Journey Story

The Courage To Be

by Dr . Robyn Henderson-Espinoza

Last week I wrote on hope, and the reason I wrote on hope was that I needed a bit of hope.

I needed to be reminded that even my body carries the story of hope.

And as we near the end of 2016 and stand in the liturgical season of Advent where we wait for the unexpected to become human, I still am in need of hope.

With hope fresh on my mind, I traveled to Orlando, Florida, with the National LGBTQ Task Force, and we visited the PULSE Orlando Nightclub where 49 LGBTQ people of color were killed. With hope pouring from my lips even as I read aloud the names of our own, I participated in a ritual of public mourning and lament.

And at that moment, I realized, that I need not only hope, but also the Courage to Be.

I remember reading The Courage to Be by Paul Tillich in college. Then, I had no experiences that demanded I have courage…except maybe the courage to go to college. But now, in 2016, as I am becoming ever more myself, every day I have experiences that demand I have courage!

Courage is not only an ethical act, but it is also a state of being.

Courage, as a human act, is important to note because it reminds us that we have the ability to act courageously. Likewise, courage as a self-affirmation of one’s being in the world is an important reality to embrace, especially when the courage to be results in living beyond the normative.

In particular, escaping the norm of a gender binary requires courage. Discovering language to describe myself was an awakening of courage. “Transgender” named an in-between space that I recognized. I had for long understood myself as a mixed-raced Latinx, or Mestizaje.

After all, my mother is an earth-hue brown Mexican woman not of this country, and each time I am next to her, I am reminded that I am of mixed-blood. My father was white.

I had to have courage to come out as being in/between Mexican and non-Mexican.  

I struggled with this because I have light-skin passing privilege, and unless I’m speaking Spanish, I am likely read as white.  And, when I discovered the language of Transgender about a decade ago, I began to wonder if this language even captured my reality?

When I began thinking about being Trans, the Denver community asked me why I wasn’t going on T (testosterone). I didn’t feel compelled to ‘transition’ to being male; I only knew that I didn’t feel or identity as being female. If anything (and I would write this out when I was asked for a bio), I was fe/male, and I relished being in/between, in the slash of fe and male. Many people told me I was not Trans, even my partner at the time, but I knew that I didn’t identify with my assigned sex and gender; I was in between it all, like my raced body.

In the years to come, I would learn a new language in the Trans community that really spoke to me. It took courage for me to join the various Trans communities and to furthermore name myself as enfleshing a Trans reality.

Becoming part of our community and living fully took the courage to be!  

Living in the / (slash) or the – (hyphen) of gender and sex means that it’s messy to speak about my gender orientation and my sex. I am neither / nor, and both / and. I am becoming and it takes courage for me to become who I am called to be.

This Advent, I am embracing the courage to be and leaning into the potential of my own queer becoming. This emerges after realizing that I have an unquenchable hope and am devoted to a queer utopia, especially in the in between spaces of my own pessimism of our current reality.

We queer nonbinary folk are not only enfleshing courage as a state of being, but we are seeking to live out courage in new ways: we are drinking tea with unlikely conversation partners and having conversations that highlight our own need for radical social change and Trans visibility… we are writing letters and unmasking the complexities of our current Trans reality…

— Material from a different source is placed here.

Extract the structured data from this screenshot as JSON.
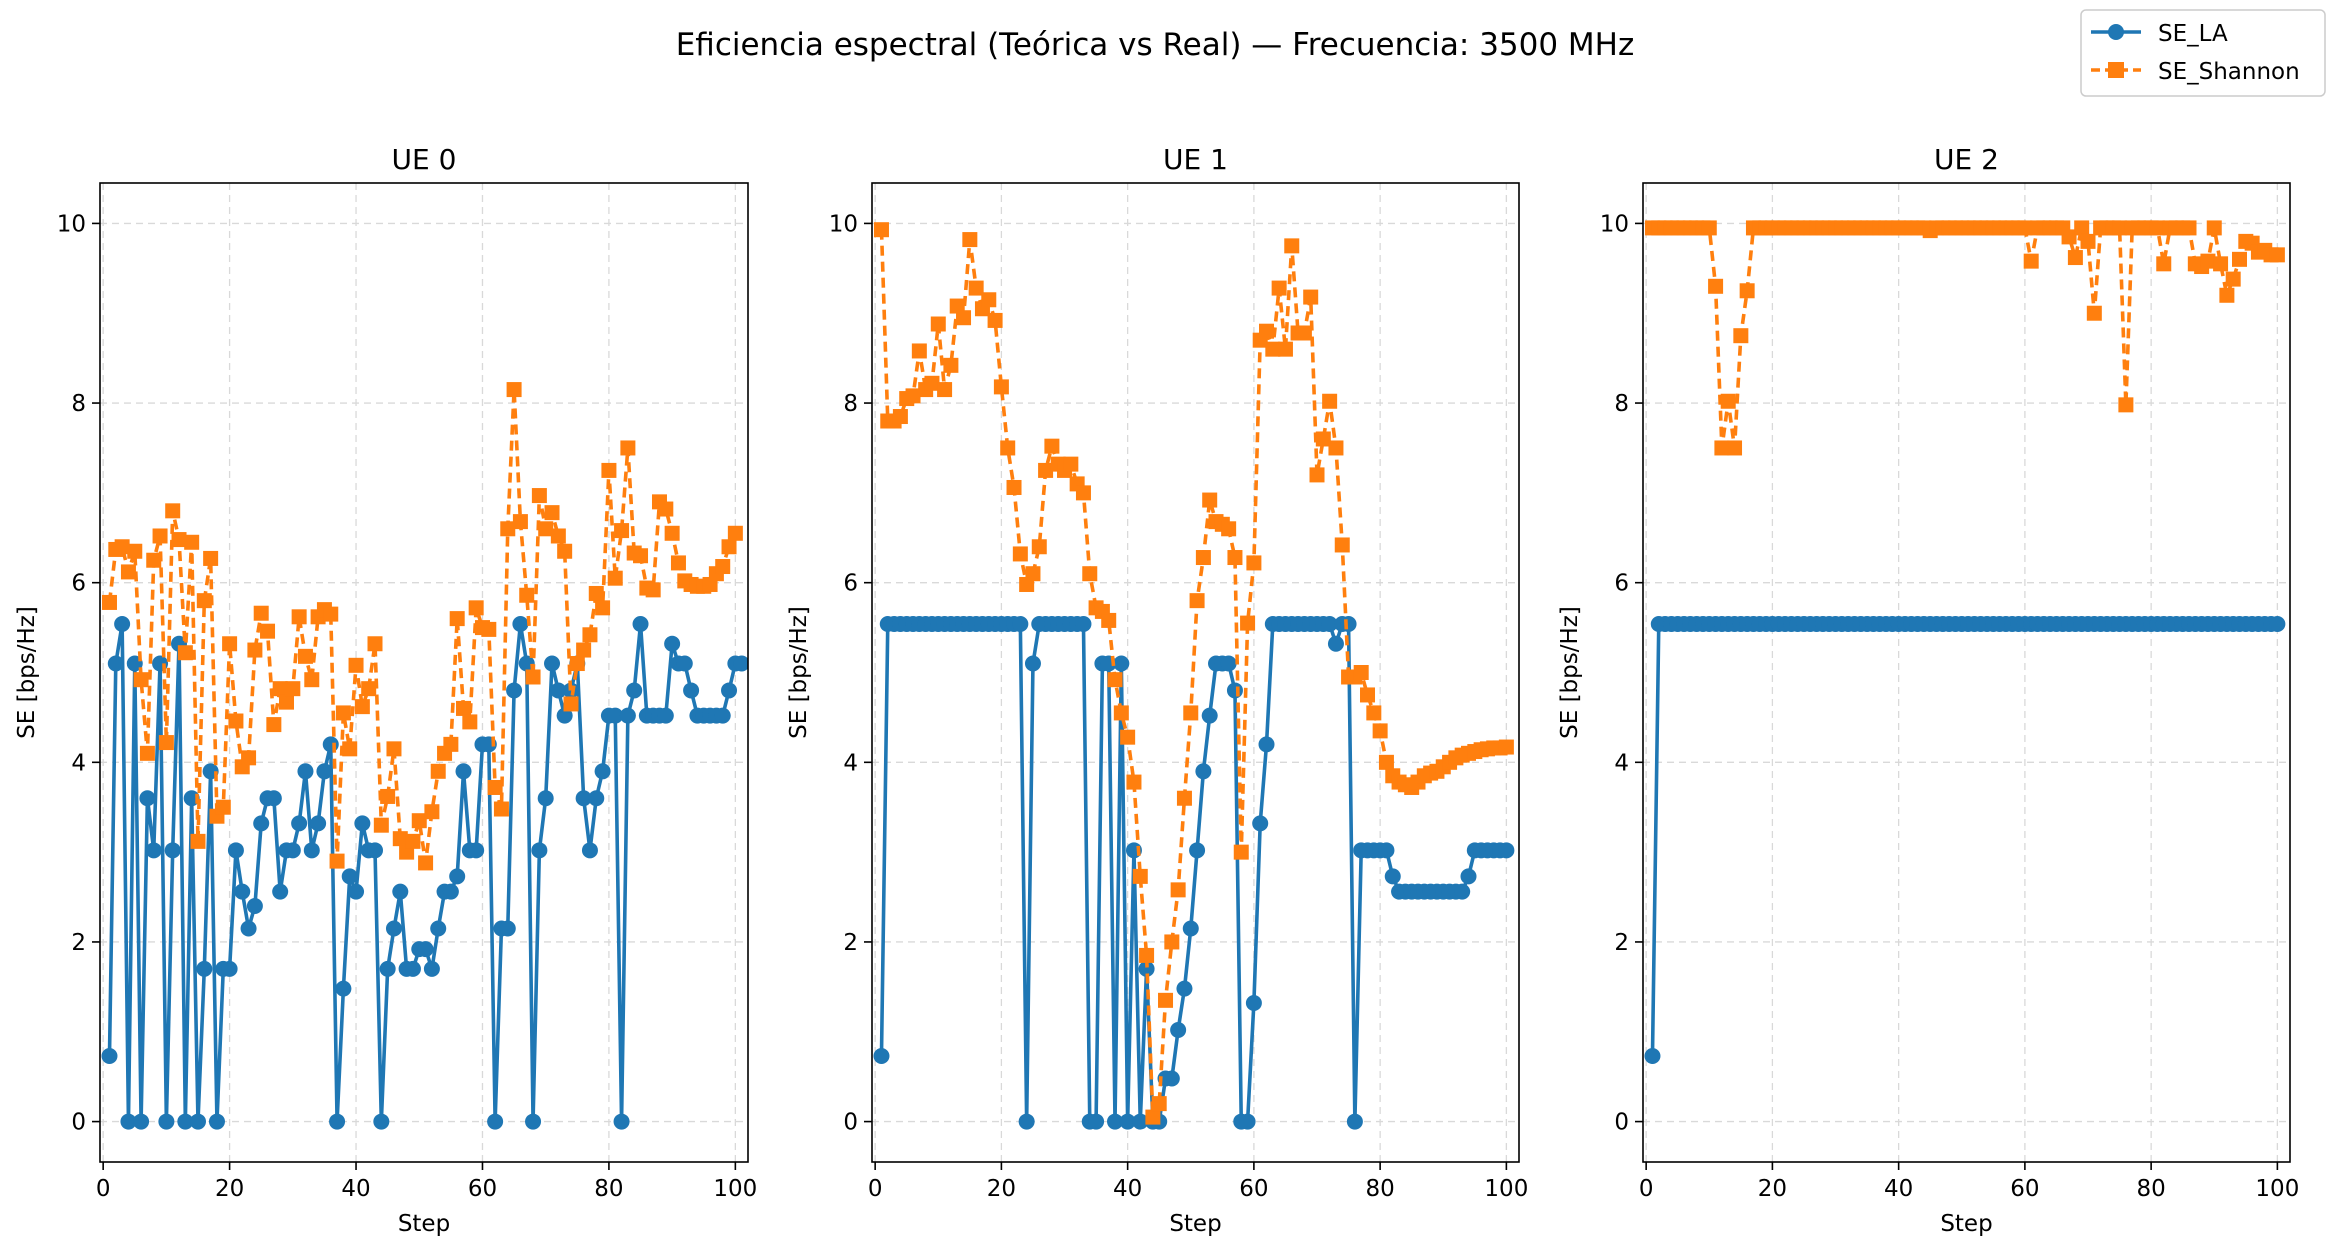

We are naming the importance of the visibility of nonbinary Transgender folks in an age of perpetual violence. 

All of this takes courage, and in a season where I am leaning to(ward) a queer utopia, I trust that the never-receding horizon is one that meets me full of courage, and a community of folks ready to help add to the courage to be.

IGNACIO
by Gabriel Garcia Roman
Photogravure w/ Chine-Colle and silkscreen, 15in x 18in.

Text by Ignacio:

I live in this place called the middle.  A place not yet defined, not yet understood, nor accepted.  I am everything but never nothing, cause nothing doesn’t derive from anything, and I do!!

Navigated their Rules & gender regulations.  Not allowed to look like…..

I come from pink sheets, flowered dresses, ponytails, babydolls, stuffed brash & make up, gender fluid-gender/ gender-fuck.

I am every woman and I am every man….and I am none of that.

I live in this dangerous place.

I am the person I am.  I was a girl…a woman.  All of it and moe.  Take all of me!

Homophobia * Sexism * Femmephobia * Transphobia *

In my androgyny…guarded ees stared intently trying to figure “it” out.  These days, you are a (gay) man, and when you do, I remember my survival teachings as a girl.

Ignacio G Rivera is a Two-Spirit, Black-Boricua Taíno, queer performance artist, activist, filmmaker, lecturer and sex educator who prefers the gender neutral pronoun “they.”